É evidente, porém, que as alterações promovidas pela Lei 12853/2013 não foram suficientes para acomodar os interesses envolvidos no meio, tendo em vista a quantidade de projetos em tramitação no Congresso Nacional visando promover alterações na Lei de Direitos Autorais. Em 2015, foi instalada, na Câmara dos Deputadas, uma Comissão Especial, um órgão de caráter temporário com o objetivo de discutir proposições legislativas sobre o tema. A Comissão Especial realizou dez audiências públicas, as quais são eventos que contam com a participação de membros externos à Câmara para elucidar questões, explicar determinados conteúdos ou ainda defender pontos de vista. Durante tais audiências, estiverem presentes vários membros das indústrias criativas, entre eles representantes de estúdios de cinema e do mercado editorial, além de segmentos econômicos relevantes, como o setor do turismo.
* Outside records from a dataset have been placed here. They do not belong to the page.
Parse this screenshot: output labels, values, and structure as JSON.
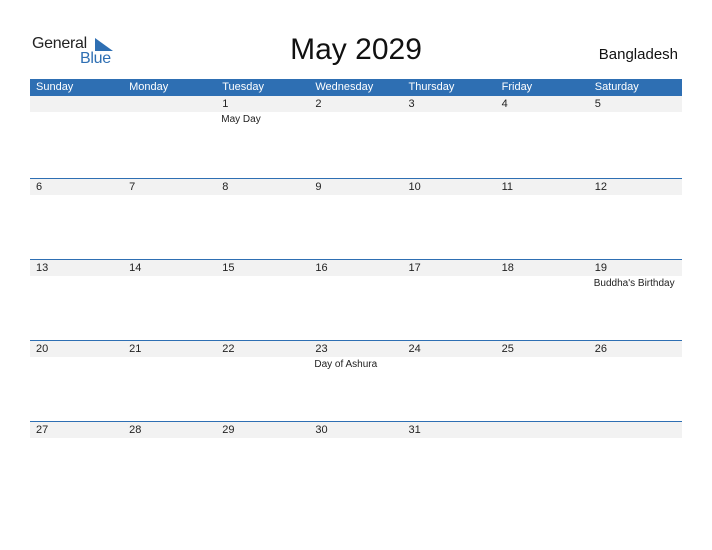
{
  "logo": {
    "part1": "General",
    "part2": "Blue"
  },
  "title": "May 2029",
  "country": "Bangladesh",
  "colors": {
    "accent": "#2e6fb3",
    "strip": "#f2f2f2"
  },
  "weekdays": [
    "Sunday",
    "Monday",
    "Tuesday",
    "Wednesday",
    "Thursday",
    "Friday",
    "Saturday"
  ],
  "weeks": [
    {
      "days": [
        {
          "num": "",
          "holiday": ""
        },
        {
          "num": "",
          "holiday": ""
        },
        {
          "num": "1",
          "holiday": "May Day"
        },
        {
          "num": "2",
          "holiday": ""
        },
        {
          "num": "3",
          "holiday": ""
        },
        {
          "num": "4",
          "holiday": ""
        },
        {
          "num": "5",
          "holiday": ""
        }
      ]
    },
    {
      "days": [
        {
          "num": "6",
          "holiday": ""
        },
        {
          "num": "7",
          "holiday": ""
        },
        {
          "num": "8",
          "holiday": ""
        },
        {
          "num": "9",
          "holiday": ""
        },
        {
          "num": "10",
          "holiday": ""
        },
        {
          "num": "11",
          "holiday": ""
        },
        {
          "num": "12",
          "holiday": ""
        }
      ]
    },
    {
      "days": [
        {
          "num": "13",
          "holiday": ""
        },
        {
          "num": "14",
          "holiday": ""
        },
        {
          "num": "15",
          "holiday": ""
        },
        {
          "num": "16",
          "holiday": ""
        },
        {
          "num": "17",
          "holiday": ""
        },
        {
          "num": "18",
          "holiday": ""
        },
        {
          "num": "19",
          "holiday": "Buddha's Birthday"
        }
      ]
    },
    {
      "days": [
        {
          "num": "20",
          "holiday": ""
        },
        {
          "num": "21",
          "holiday": ""
        },
        {
          "num": "22",
          "holiday": ""
        },
        {
          "num": "23",
          "holiday": "Day of Ashura"
        },
        {
          "num": "24",
          "holiday": ""
        },
        {
          "num": "25",
          "holiday": ""
        },
        {
          "num": "26",
          "holiday": ""
        }
      ]
    },
    {
      "days": [
        {
          "num": "27",
          "holiday": ""
        },
        {
          "num": "28",
          "holiday": ""
        },
        {
          "num": "29",
          "holiday": ""
        },
        {
          "num": "30",
          "holiday": ""
        },
        {
          "num": "31",
          "holiday": ""
        },
        {
          "num": "",
          "holiday": ""
        },
        {
          "num": "",
          "holiday": ""
        }
      ]
    }
  ]
}
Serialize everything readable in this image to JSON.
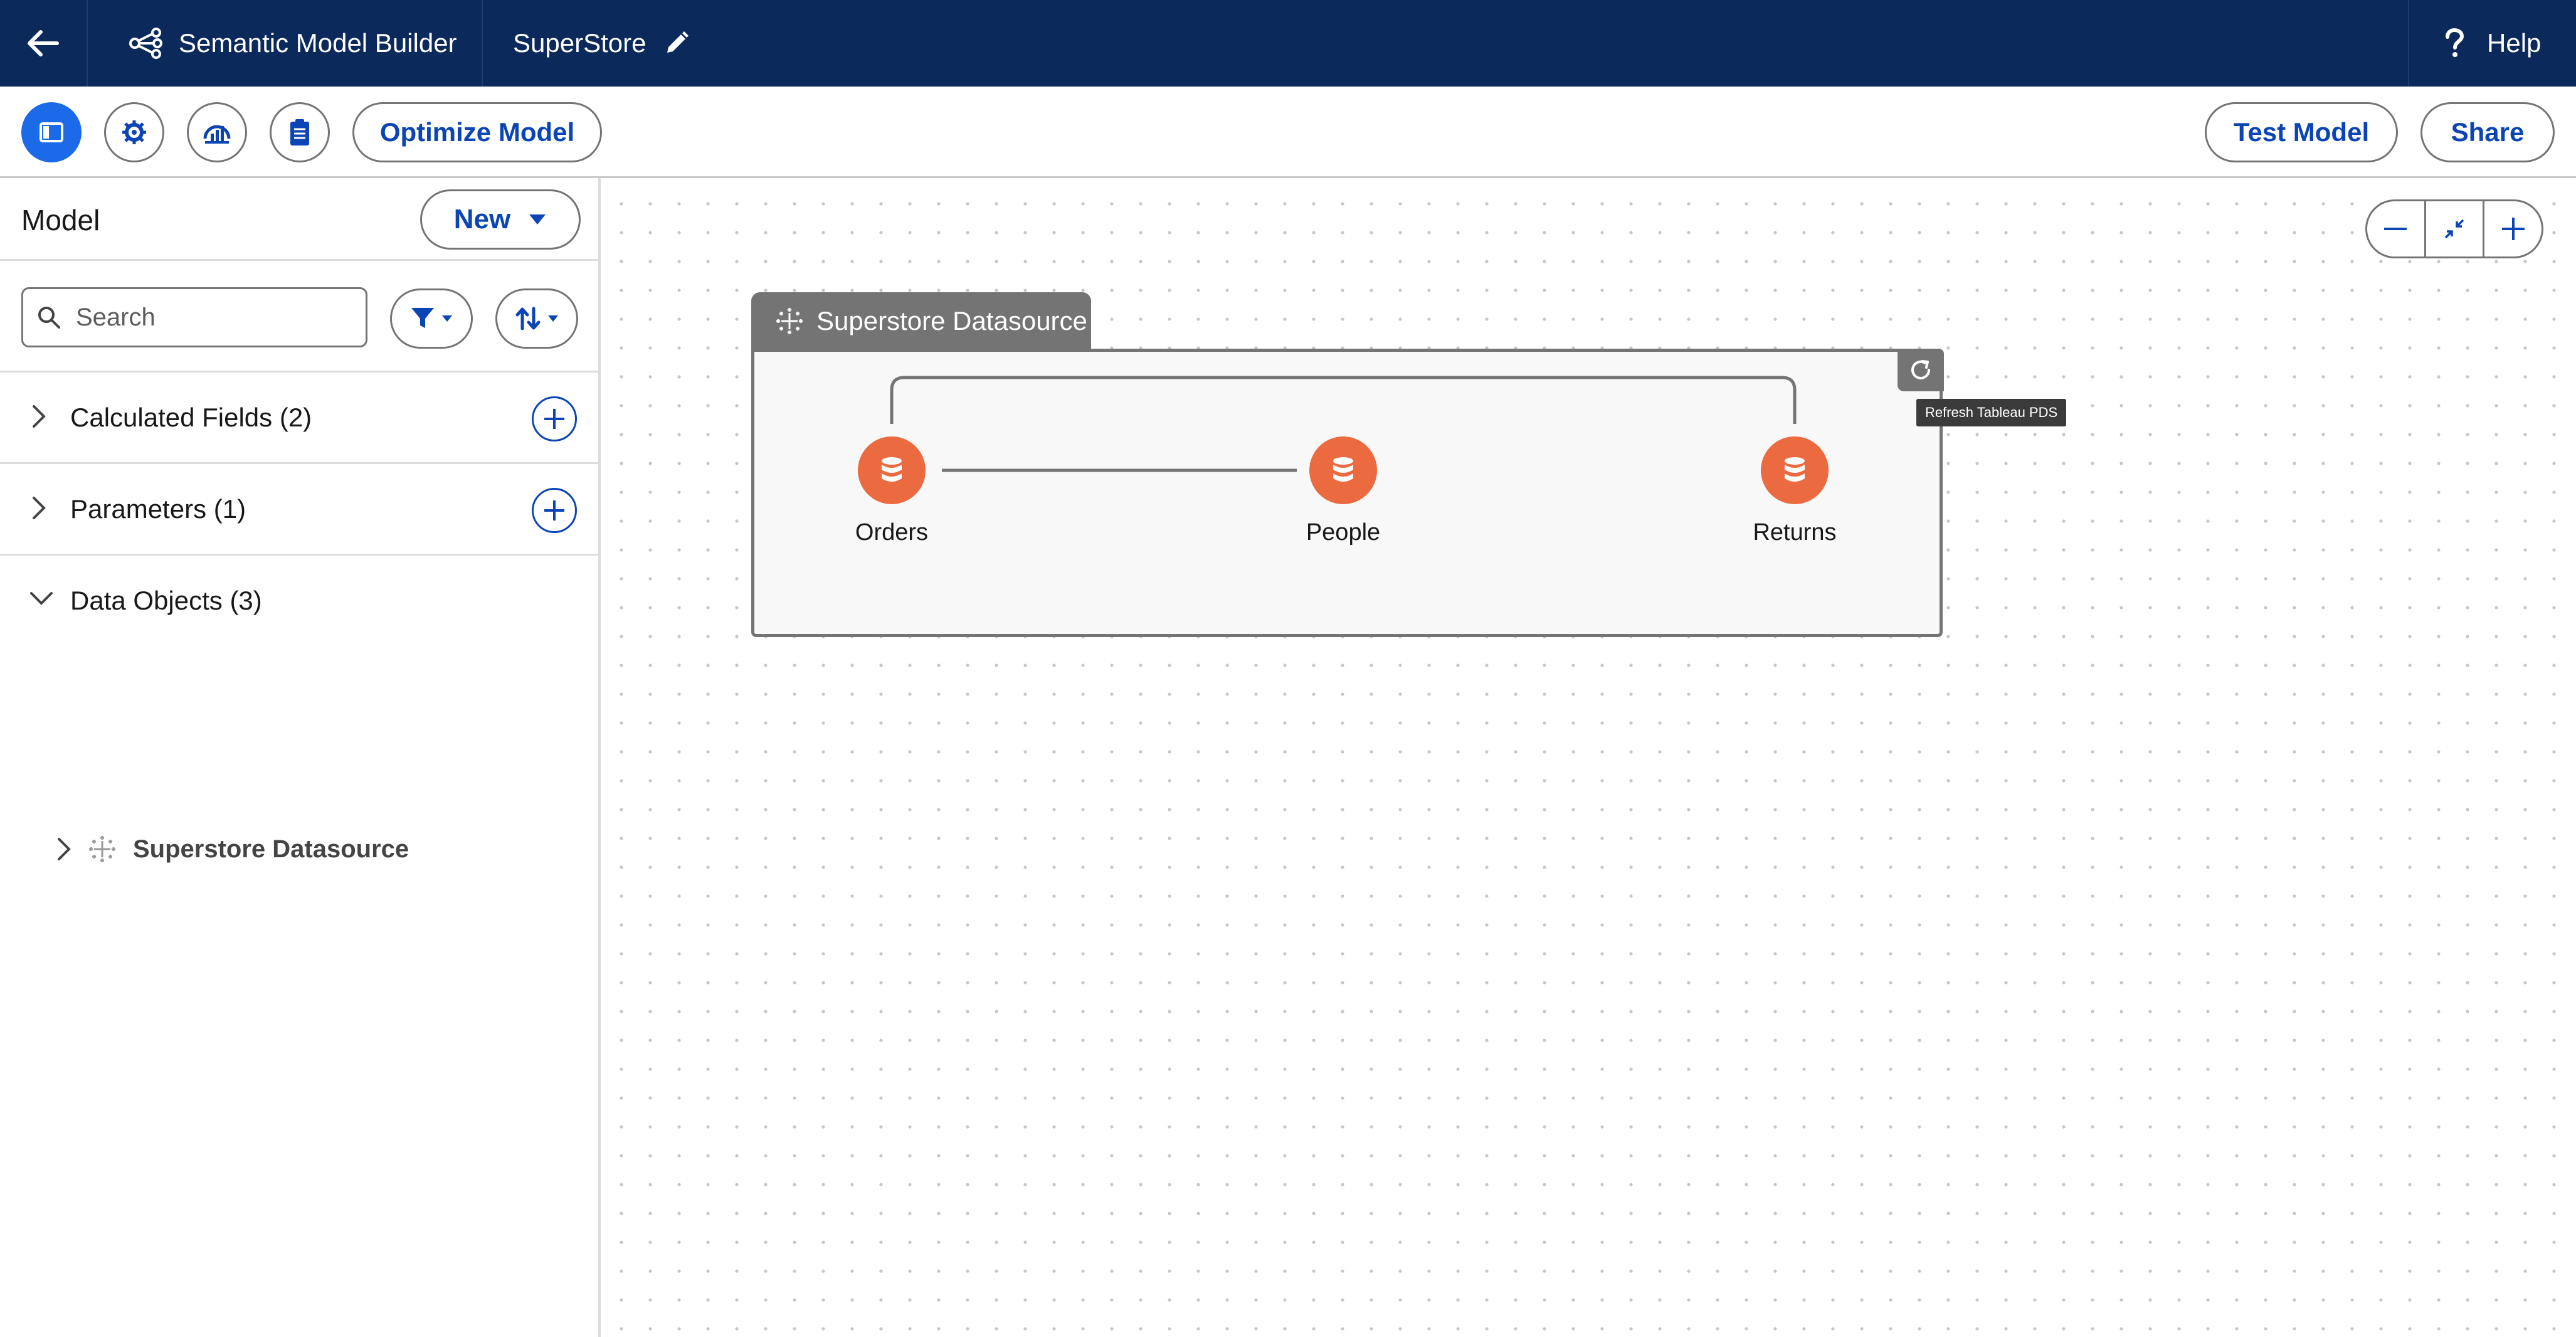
{
  "header": {
    "app_title": "Semantic Model Builder",
    "model_name": "SuperStore",
    "help_label": "Help"
  },
  "toolbar": {
    "optimize_label": "Optimize Model",
    "test_label": "Test Model",
    "share_label": "Share"
  },
  "panel": {
    "title": "Model",
    "new_label": "New",
    "search_placeholder": "Search",
    "sections": [
      {
        "label": "Calculated Fields (2)",
        "expanded": false
      },
      {
        "label": "Parameters (1)",
        "expanded": false
      },
      {
        "label": "Data Objects (3)",
        "expanded": true
      }
    ],
    "tree_item": "Superstore Datasource"
  },
  "canvas": {
    "datasource_title": "Superstore Datasource",
    "refresh_tooltip": "Refresh Tableau PDS",
    "nodes": [
      {
        "label": "Orders"
      },
      {
        "label": "People"
      },
      {
        "label": "Returns"
      }
    ]
  },
  "colors": {
    "header_bg": "#0b2a5b",
    "brand_blue": "#0b45b5",
    "active_blue": "#1b6ae8",
    "node_orange": "#ec6a3f",
    "datasource_gray": "#747474"
  },
  "icons": {
    "back": "arrow-left-icon",
    "app": "model-graph-icon",
    "edit": "pencil-icon",
    "help": "question-icon",
    "toolbar": [
      "panel-toggle-icon",
      "settings-icon",
      "insights-icon",
      "clipboard-icon"
    ],
    "search": "search-icon",
    "filter": "filter-icon",
    "sort": "sort-icon",
    "datasource": "tableau-logo-icon",
    "node": "database-icon",
    "refresh": "refresh-icon"
  }
}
Este livro tem o intuito de expor essas discussões – da aprovação da lei nº 12.853 até a suspensão dos trabalhos da Comissão Especial – de forma a mapear as principais partes interessadas e atuantes no debate político sobre direitos autorais. O tema principal se articula com uma discussão mais ampla sobre a relação entre formas de organização política, ação coletiva e democracia, visto que a intenção é avaliar o peso político
de determinados agentes em comparação a outros segmentos da sociedade civil. Por meio do acompanhamento das discussões e das decisões tomadas na Câmara, é possível verificar o tratamento diferencial conferido a determinados agentes e grupos. Tendo em vista que o conceito de democracia
se relaciona a certo nível de igualdade no que tange à distribuição do poder político (HELD, 2006), a análise dos padrões de interação entre sociedade civil e Estado é um elemento central nessa análise.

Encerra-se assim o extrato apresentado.